As investigações descobriram um enorme esquema, envolvendo o petismo, partidos aliados e empreiteiras, para sangrar a Petrobras por meio de contratos da petrolífera e propinas destinadas a irrigar um projeto político de perpetuação no poder. E logo ficou demonstrado que a Petrobras não era a única estatal escolhida como alvo; várias outras empresas e obras públicas eram usadas da mesmíssima forma. O petrolão tinha, na verdade, inúmeras ramificações, espalhadas por todo o país e que resultaram em desvios bilionários. Um esquema construído de forma bem mais intrincada que seu antecessor, o mensalão.
Com a Lava Jato, o brasileiro, que vira com desgosto a forma como os mensaleiros haviam tido penas reduzidas, inclusive sendo beneficiados com indultos, recuperou a esperança na moralização da política e no fim da impunidade
Investigar o esquema, expô-lo ao país inteiro, reunir as provas necessárias para denunciar e conseguir a condenação dos corruptores e dos corruptos não era tarefa simples. Felizmente, a Lava Jato pôde contar com a dedicação de dezenas de agentes públicos empenhados no bom combate à corrupção, que usaram toda a sua inteligência e seu conhecimento da lei, aplicando-a com rigor – sem nunca ultrapassar essa linha, ao contrário do que muitos diriam depois. Comprometidos não consigo mesmos, mas com o país para o qual trabalhavam, jamais deixaram de prestar contas de seus passos aos brasileiros, explicando repetidamente o que descobriam e o que faziam. Um trabalho tão sério e bem executado que conquistou o apoio de outros países, que colaboraram com as investigações.
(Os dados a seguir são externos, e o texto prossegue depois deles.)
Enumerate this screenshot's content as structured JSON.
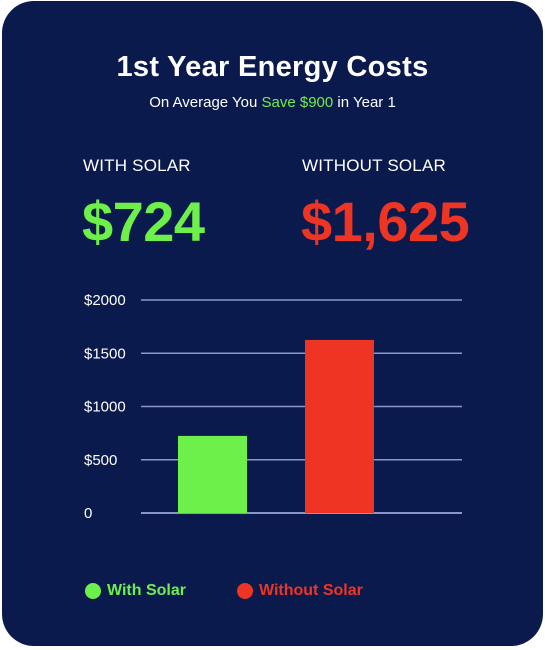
{
  "header": {
    "title": "1st Year Energy Costs",
    "subtitle_prefix": "On Average You ",
    "subtitle_highlight": "Save $900",
    "subtitle_suffix": " in Year 1"
  },
  "stats": {
    "with_label": "WITH SOLAR",
    "with_value": "$724",
    "without_label": "WITHOUT SOLAR",
    "without_value": "$1,625"
  },
  "colors": {
    "background": "#0b1a4d",
    "with_solar": "#6ef04a",
    "without_solar": "#ee3524",
    "gridline": "#8a96c8",
    "text": "#ffffff"
  },
  "chart_data": {
    "type": "bar",
    "categories": [
      "With Solar",
      "Without Solar"
    ],
    "values": [
      724,
      1625
    ],
    "ylim": [
      0,
      2000
    ],
    "yticks": [
      0,
      500,
      1000,
      1500,
      2000
    ],
    "ytick_labels": [
      "0",
      "$500",
      "$1000",
      "$1500",
      "$2000"
    ],
    "grid": true,
    "legend": [
      {
        "label": "With Solar",
        "color": "#6ef04a"
      },
      {
        "label": "Without Solar",
        "color": "#ee3524"
      }
    ],
    "legend_position": "bottom-left"
  }
}
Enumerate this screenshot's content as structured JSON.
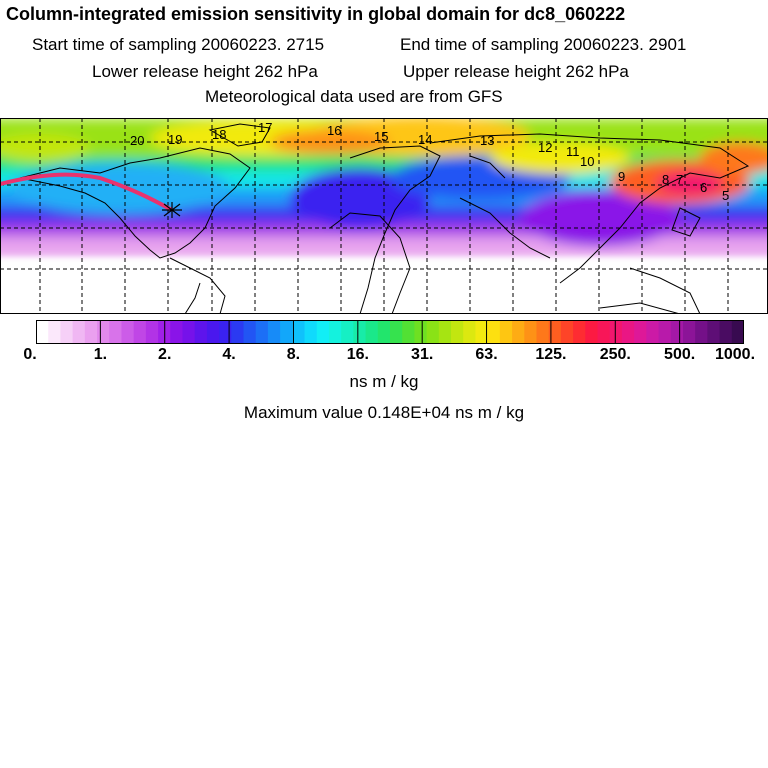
{
  "header": {
    "title": "Column-integrated emission sensitivity in global domain for dc8_060222",
    "sampling_start": "Start time of sampling 20060223.  2715",
    "sampling_end": "End time of sampling 20060223.  2901",
    "release_lower": "Lower release height  262 hPa",
    "release_upper": "Upper release height  262 hPa",
    "met_data": "Meteorological data used are from GFS"
  },
  "map": {
    "track_color": "#e8336e",
    "land_outline_color": "#000000",
    "track_labels": [
      "20",
      "19",
      "18",
      "17",
      "16",
      "15",
      "14",
      "13",
      "12",
      "11",
      "10",
      "9",
      "8",
      "7",
      "6",
      "5"
    ]
  },
  "colorbar": {
    "tick_labels": [
      "0.",
      "1.",
      "2.",
      "4.",
      "8.",
      "16.",
      "31.",
      "63.",
      "125.",
      "250.",
      "500.",
      "1000."
    ],
    "colors": [
      "#ffffff",
      "#fbe8fb",
      "#f6d0f7",
      "#f0b7f3",
      "#eaa0ef",
      "#e289ec",
      "#d873ea",
      "#cc5ce8",
      "#c046e6",
      "#b233e6",
      "#a020e8",
      "#8a14e8",
      "#7612ea",
      "#5e14ec",
      "#4a18ee",
      "#3a22f0",
      "#2b3af2",
      "#2255f4",
      "#1c6ff6",
      "#178bf8",
      "#12a7fa",
      "#10c1fb",
      "#10dafc",
      "#12eef6",
      "#14f2de",
      "#16efc4",
      "#18eca8",
      "#1ae88a",
      "#22e56c",
      "#36e24e",
      "#52e034",
      "#6ee022",
      "#8ae216",
      "#a6e412",
      "#c2e610",
      "#dce810",
      "#f2ea10",
      "#fde010",
      "#fec612",
      "#feac14",
      "#fe9216",
      "#fe781a",
      "#fe5e20",
      "#fe4428",
      "#fe2c32",
      "#fc1a42",
      "#f81658",
      "#f2166e",
      "#ea1684",
      "#de1898",
      "#cc1aa6",
      "#b81aaa",
      "#a418a6",
      "#8c1498",
      "#741088",
      "#5e0e76",
      "#4a0c62",
      "#380a50"
    ],
    "units": "ns m / kg",
    "maximum_label": "Maximum value  0.148E+04 ns m / kg"
  }
}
E o esforço foi recompensado. As provas levaram à denúncia e à condenação de inúmeros participantes do esquema, e não apenas os “peixes pequenos”, mas protagonistas da política nacional, como parlamentares, ex-governadores e um ex-presidente da República. Bilhões de reais foram devolvidos aos cofres públicos e à Petrobras. O brasileiro, que vira com desgosto a forma como os mensaleiros haviam tido penas reduzidas, inclusive sendo beneficiados com indultos, recuperou a esperança na moralização da política e no fim da impunidade que, mais cedo ou mais tarde, sempre acabava premiando os que optavam pela ladroagem.
Os responsáveis pela operação, no entanto, tinham consciência de que seu trabalho enfrentaria resistência – o exemplo que eles mesmos davam era o do fim da Operação Mãos Limpas, na Itália. Os avisos de que algo assim poderia acontecer aqui foram inúmeros. Parte da sociedade não ouviu; outra parte ouviu, mas infelizmente não conseguiu deter esse processo; e uma terceira parte, por fim, acabou colaborando, com maior ou menor consciência, da destruição da Lava Jato. A reação foi o que poderíamos chamar de “newtoniana”: na mesma intensidade e na mesma direção, mas com sentido oposto, na célebre formulação do físico inglês. Pois os adversários da Lava Jato não se contentaram em acabar com a operação; eles quiseram inverter completamente a realidade.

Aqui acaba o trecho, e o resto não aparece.